Degrees-of-Freedom Approximations for Conditional-Mean Inference in Random-Lot Stability Analysis
Andrew T. Karl, Heath Rushing, Richard K. Burdick, Jeff Hofer
TL;DR
The paper addresses how the choice of denominator degrees-of-freedom (DDF) in conditional-mean inference for random-lot stability analysis can produce boundary-proximal instabilities when a variance component nears zero, potentially altering expiry decisions. It compares containment (CONTAIN) and Satterthwaite (SAT) DDF, derives a delta-method-based DDF and explores model-reduction workflows (variance-contribution reduction and AICc step-down) within full random-effects modeling. The key contributions are (i) identification and characterization of the boundary effect on conditional-mean confidence limits, (ii) demonstration that containment-based inference yields stable DDF and avoids discontinuities, and (iii) practical workflows for routine analyses when CONTAIN is unavailable, along with recommendations and sensitivity analyses. The findings have direct practical impact on pharmaceutical stability assessments by improving the reliability of expiry decisions and guiding analysts toward robust inferential strategies across software platforms.
Abstract
Linear mixed models are widely used for pharmaceutical stability trending when sufficient lots are available. Expiry support is typically based on whether lot-specific conditional-mean confidence limits remain within specification through a proposed expiry. These limits depend on the denominator degrees-of-freedom (DDF) method used for $t$-based inference.

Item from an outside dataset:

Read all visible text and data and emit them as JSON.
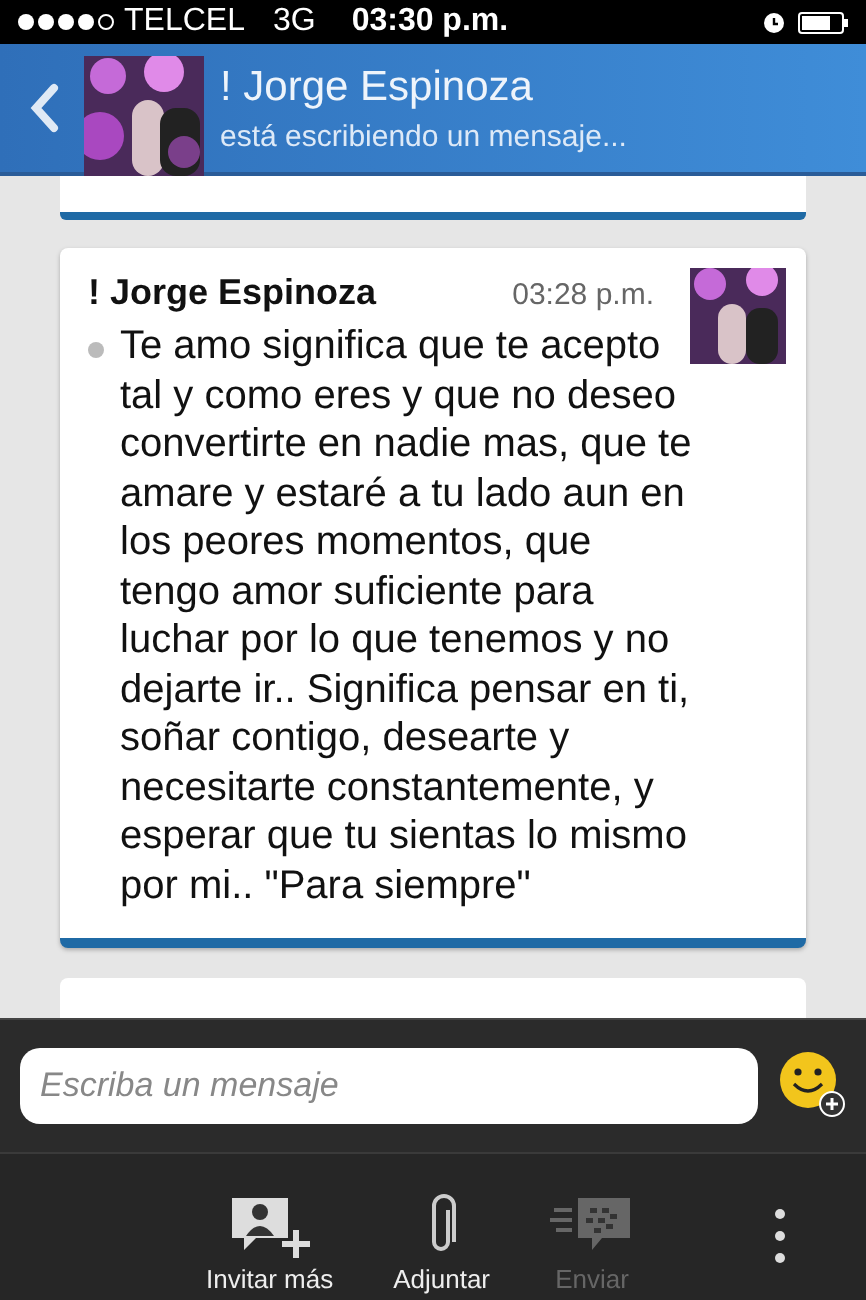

We document an operationally important boundary-proximal phenomenon: when a fitted random-effect variance component is close to zero, Satterthwaite DDF for conditional-mean predictions can collapse, inflating $t$ critical values and producing unnecessarily wide and sometimes nonmonotone pointwise confidence limits on scheduled time grids. In contrast, containment DDF yields stable degrees of freedom and avoids sharp discontinuities as variance components approach the boundary. Using a worked example and simulation studies, we show that DDF choice can materially change pass/fail conclusions even when observed data comfortably meet specifications. Containment-based inference with the full random-effects model provides a single modeling framework that avoids the discontinuities introduced by data-dependent model reduction at arbitrary cutoffs. When containment is unavailable, a 10\% variance-contribution reduction workflow mitigates extreme Satterthwaite behavior by simplifying the random-effects structure only when fitted contributions at the proposed expiry are negligible. An AICc step-down is also evaluated but is best treated as a sensitivity analysis, as it can be liberal when the margin between the mean trend and the specification limit at the proposed expiry is small.